В центровые сразу выдвинулись Князевы, братья-близнецы. У них папа в нашем институте преподавал. Сила и обаяние – море обаяния! – с легким бандитским налетом. Ни дать, ни взять, Жан-Поль Бельмондо, помноженный на два, и Петр Алейников в одном лице. То есть, в двух лицах. Оба бывшие гимнасты, потом карате занимались. После фильма «Пираты ХХ века» народ с ума сошел. Еще несколько вчерашних абитуриентов, выглядящих взрослыми дядями, составили окружение Князевых. Некоторые – после армии. Рабфак тот же. Я почувствовал себя на обочине.
На «обочине», впрочем, тоже есть жизнь. Сперва больше общался с одним шумным холериком (имея в виду его характер, а не заболевание, боже упаси!), типичным «крикуном». Красивый такой, кудрявый, жутко общительный, всем приятель. Но, он быстро утомлял. С другим – длинным молчуном Гошей, получившим прозвище «Кран» – стали вместе ходить по вечерам до девочек, новоявленных однокурсниц.
Мы, пацаны, все вместе жили в школе, прямо в классе, из которого вынесли парты и втащили туда кровати с панцирными сетками. Лежа в постели дымили, окурки втыкали под кровать, между половиц. Когда сигареты кончились, и деньги – тоже, стали потрошить свои бычки и сворачивать козьи ножки. Я в этом весьма преуспел! Девчонок, тех по домам расселили. У нас, в школе, они лишь на танцы собирались по вечерам.
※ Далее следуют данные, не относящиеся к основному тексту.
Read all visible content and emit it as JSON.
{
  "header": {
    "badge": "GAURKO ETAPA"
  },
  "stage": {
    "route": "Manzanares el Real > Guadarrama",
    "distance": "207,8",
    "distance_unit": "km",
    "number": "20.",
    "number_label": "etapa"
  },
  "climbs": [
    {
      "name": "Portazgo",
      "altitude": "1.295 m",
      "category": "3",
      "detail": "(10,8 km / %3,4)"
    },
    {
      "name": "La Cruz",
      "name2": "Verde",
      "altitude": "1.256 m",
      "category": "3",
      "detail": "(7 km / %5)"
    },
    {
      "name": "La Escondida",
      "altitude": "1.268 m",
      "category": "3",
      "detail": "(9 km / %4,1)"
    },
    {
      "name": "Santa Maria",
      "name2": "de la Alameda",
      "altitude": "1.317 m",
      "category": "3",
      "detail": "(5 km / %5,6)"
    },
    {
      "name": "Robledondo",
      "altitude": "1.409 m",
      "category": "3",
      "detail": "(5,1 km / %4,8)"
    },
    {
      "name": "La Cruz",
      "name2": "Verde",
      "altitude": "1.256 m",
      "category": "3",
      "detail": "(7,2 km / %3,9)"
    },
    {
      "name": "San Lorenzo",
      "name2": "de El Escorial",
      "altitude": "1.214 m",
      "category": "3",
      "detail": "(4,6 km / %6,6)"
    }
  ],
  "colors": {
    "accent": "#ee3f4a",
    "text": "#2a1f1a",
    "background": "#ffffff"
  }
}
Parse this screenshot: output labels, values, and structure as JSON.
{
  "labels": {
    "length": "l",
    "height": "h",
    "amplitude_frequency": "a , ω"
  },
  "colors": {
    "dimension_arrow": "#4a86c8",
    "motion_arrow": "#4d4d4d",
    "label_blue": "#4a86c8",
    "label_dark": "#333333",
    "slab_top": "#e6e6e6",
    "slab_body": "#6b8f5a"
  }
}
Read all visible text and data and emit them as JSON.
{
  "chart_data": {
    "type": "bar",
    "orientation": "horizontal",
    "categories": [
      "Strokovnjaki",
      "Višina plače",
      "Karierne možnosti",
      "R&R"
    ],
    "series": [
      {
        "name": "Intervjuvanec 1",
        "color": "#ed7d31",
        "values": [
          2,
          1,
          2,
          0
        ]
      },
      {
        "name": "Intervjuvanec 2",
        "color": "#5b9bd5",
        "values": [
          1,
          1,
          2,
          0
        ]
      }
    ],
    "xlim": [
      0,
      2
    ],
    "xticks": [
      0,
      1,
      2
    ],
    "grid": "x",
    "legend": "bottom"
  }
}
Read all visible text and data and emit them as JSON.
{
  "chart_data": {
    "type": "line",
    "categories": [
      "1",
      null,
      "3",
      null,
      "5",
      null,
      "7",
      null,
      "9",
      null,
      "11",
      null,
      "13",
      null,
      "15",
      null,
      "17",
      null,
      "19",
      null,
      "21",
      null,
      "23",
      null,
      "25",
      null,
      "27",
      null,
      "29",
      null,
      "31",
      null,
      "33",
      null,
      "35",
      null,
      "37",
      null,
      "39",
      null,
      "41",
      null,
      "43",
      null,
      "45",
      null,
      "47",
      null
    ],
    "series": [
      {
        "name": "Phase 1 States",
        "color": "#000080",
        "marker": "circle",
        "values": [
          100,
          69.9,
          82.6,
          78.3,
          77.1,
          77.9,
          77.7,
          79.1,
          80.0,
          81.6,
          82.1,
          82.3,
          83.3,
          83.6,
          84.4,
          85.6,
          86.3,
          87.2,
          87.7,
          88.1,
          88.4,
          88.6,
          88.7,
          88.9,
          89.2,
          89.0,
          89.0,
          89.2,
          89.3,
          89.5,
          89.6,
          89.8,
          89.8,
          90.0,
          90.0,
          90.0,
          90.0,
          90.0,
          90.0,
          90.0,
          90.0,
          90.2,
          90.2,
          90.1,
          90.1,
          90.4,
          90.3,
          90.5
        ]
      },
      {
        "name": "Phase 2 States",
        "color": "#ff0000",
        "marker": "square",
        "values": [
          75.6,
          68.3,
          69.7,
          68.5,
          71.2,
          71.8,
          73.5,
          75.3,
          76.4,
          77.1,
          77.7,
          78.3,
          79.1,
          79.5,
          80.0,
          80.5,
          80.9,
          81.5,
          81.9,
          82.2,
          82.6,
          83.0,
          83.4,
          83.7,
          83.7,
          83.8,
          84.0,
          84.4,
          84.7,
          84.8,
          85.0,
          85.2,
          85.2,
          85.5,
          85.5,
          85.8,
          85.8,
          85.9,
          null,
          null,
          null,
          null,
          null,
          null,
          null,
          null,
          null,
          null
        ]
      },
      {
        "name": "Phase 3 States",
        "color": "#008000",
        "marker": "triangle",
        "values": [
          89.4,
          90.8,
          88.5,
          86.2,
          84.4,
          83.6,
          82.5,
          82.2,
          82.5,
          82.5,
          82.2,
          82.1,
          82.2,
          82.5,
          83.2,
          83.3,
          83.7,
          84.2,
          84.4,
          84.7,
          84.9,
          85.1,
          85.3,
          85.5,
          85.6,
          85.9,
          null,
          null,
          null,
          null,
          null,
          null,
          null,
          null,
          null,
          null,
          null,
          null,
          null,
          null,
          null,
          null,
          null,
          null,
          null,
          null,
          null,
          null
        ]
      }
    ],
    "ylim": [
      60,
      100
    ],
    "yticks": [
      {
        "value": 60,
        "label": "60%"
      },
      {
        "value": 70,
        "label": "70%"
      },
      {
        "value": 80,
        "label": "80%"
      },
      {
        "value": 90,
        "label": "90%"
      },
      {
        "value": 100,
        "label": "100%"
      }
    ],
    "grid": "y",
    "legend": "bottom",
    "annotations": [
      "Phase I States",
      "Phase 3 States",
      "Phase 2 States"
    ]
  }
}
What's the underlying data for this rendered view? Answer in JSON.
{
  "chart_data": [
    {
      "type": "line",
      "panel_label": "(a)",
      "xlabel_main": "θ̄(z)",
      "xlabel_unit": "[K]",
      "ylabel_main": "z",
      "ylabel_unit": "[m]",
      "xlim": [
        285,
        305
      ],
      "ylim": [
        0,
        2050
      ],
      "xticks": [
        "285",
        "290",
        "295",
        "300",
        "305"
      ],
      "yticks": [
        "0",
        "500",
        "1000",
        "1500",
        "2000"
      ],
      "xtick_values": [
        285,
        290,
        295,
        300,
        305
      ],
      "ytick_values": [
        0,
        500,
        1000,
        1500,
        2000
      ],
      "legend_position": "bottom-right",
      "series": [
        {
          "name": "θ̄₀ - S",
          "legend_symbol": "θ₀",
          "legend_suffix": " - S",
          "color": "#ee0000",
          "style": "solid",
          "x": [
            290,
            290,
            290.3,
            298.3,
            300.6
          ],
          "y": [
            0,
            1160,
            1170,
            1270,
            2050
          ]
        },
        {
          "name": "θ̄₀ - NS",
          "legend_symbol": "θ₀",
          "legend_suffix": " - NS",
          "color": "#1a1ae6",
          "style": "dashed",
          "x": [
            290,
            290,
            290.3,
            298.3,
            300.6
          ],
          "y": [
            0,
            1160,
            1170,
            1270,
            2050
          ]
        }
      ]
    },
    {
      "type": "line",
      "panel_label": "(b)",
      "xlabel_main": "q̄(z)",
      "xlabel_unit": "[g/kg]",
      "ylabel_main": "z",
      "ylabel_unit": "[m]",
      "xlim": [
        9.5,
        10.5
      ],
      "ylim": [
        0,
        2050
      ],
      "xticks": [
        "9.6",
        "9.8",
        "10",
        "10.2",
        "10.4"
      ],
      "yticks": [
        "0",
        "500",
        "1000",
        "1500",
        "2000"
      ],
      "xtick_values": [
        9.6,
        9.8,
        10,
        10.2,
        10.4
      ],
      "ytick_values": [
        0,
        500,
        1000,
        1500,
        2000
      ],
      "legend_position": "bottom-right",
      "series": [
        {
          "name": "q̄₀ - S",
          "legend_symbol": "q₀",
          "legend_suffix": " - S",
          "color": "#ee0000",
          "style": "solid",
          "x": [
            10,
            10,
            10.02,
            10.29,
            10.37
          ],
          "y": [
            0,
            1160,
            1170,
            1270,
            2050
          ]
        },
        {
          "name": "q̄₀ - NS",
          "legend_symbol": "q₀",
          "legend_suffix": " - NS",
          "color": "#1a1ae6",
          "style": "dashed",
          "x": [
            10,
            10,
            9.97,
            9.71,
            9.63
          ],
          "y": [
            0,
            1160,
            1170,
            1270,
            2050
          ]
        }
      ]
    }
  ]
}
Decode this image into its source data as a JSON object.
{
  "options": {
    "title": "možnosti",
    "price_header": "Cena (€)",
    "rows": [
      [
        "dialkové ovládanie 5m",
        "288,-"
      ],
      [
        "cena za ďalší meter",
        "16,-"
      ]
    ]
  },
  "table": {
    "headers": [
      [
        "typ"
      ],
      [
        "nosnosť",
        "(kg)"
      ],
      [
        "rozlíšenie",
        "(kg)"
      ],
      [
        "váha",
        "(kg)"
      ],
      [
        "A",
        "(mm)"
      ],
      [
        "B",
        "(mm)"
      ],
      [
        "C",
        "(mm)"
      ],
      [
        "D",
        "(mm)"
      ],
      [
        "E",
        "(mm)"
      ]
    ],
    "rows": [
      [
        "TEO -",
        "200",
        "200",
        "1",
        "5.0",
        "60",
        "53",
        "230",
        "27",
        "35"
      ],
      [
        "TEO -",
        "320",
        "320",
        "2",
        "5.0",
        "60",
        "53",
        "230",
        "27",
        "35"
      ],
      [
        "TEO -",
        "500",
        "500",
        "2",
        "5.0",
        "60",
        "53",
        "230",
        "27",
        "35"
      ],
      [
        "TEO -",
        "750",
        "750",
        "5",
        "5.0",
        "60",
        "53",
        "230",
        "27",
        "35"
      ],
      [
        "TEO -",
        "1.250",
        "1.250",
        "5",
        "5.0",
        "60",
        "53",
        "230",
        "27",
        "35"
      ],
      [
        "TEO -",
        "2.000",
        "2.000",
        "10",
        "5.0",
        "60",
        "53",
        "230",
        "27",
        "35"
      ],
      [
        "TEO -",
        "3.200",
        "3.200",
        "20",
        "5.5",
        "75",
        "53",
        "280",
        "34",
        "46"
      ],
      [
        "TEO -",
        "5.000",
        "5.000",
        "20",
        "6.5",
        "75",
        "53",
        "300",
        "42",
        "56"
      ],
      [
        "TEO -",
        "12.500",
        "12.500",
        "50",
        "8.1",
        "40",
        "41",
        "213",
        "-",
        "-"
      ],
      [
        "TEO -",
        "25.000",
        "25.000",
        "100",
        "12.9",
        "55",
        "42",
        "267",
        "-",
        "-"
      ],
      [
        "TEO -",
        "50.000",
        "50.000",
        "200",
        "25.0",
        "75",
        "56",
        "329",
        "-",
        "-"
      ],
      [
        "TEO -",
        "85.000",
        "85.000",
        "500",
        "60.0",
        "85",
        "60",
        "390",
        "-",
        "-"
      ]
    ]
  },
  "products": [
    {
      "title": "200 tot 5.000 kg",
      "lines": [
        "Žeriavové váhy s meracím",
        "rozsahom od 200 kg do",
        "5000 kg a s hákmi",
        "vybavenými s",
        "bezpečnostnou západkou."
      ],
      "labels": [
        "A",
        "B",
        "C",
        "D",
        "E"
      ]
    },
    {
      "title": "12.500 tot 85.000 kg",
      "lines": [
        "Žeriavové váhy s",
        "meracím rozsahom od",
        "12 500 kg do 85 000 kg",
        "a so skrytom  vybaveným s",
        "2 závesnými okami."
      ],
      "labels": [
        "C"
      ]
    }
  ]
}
Я все присматривался, может, какая понравится?– но нет. Самых смазливых сразу разобрали Князевы и прочие центровые, с ними не посоревнуешься.
– Они все принимают за чистую монету! – услышал я, как посмеивается один из центровых над той, которую провожает после танцев. Делалось еще обиднее за себя, – кто-то может просто поиграться с красивой девчонкой, какая на меня здесь и не взглянет. Каждая из тех, что остались «не разобраны», чем-то недотягивала в моих глазах. Огненную воду я по-прежнему не употреблял, в отличие от центровых, хотелось романтики.
Я старался быть остроумным в духе «нас со Стасиком». Пытался копировать его манеры, интонацию голоса, иронию, не понимая на самом деле, откуда ноги растут в его шутках. Сам себе пародист! Жалкое, романтическое создание – Паша Уремин.
Готовясь с Мишином к вступительным экзаменам, я прочитал, наконец-то, «Двенадцать стульев» и «Золотого теленка» – потрафил Тарасу. Слушая мой хохот, доносящийся из сортира, он удовлетворенно посмеивался. Книги настолько впечатлили, что попробовал сам сочинить что-то веселое, в духе Ильфа и Петрова. Один рассказ написал про Стасика, другой – про Ершову. Стасик, тоже романтик на свой манер, сохранил эти произведения в своем архиве, я же впоследствии всякий раз, как он вспоминал о них, просил выбросить на фиг.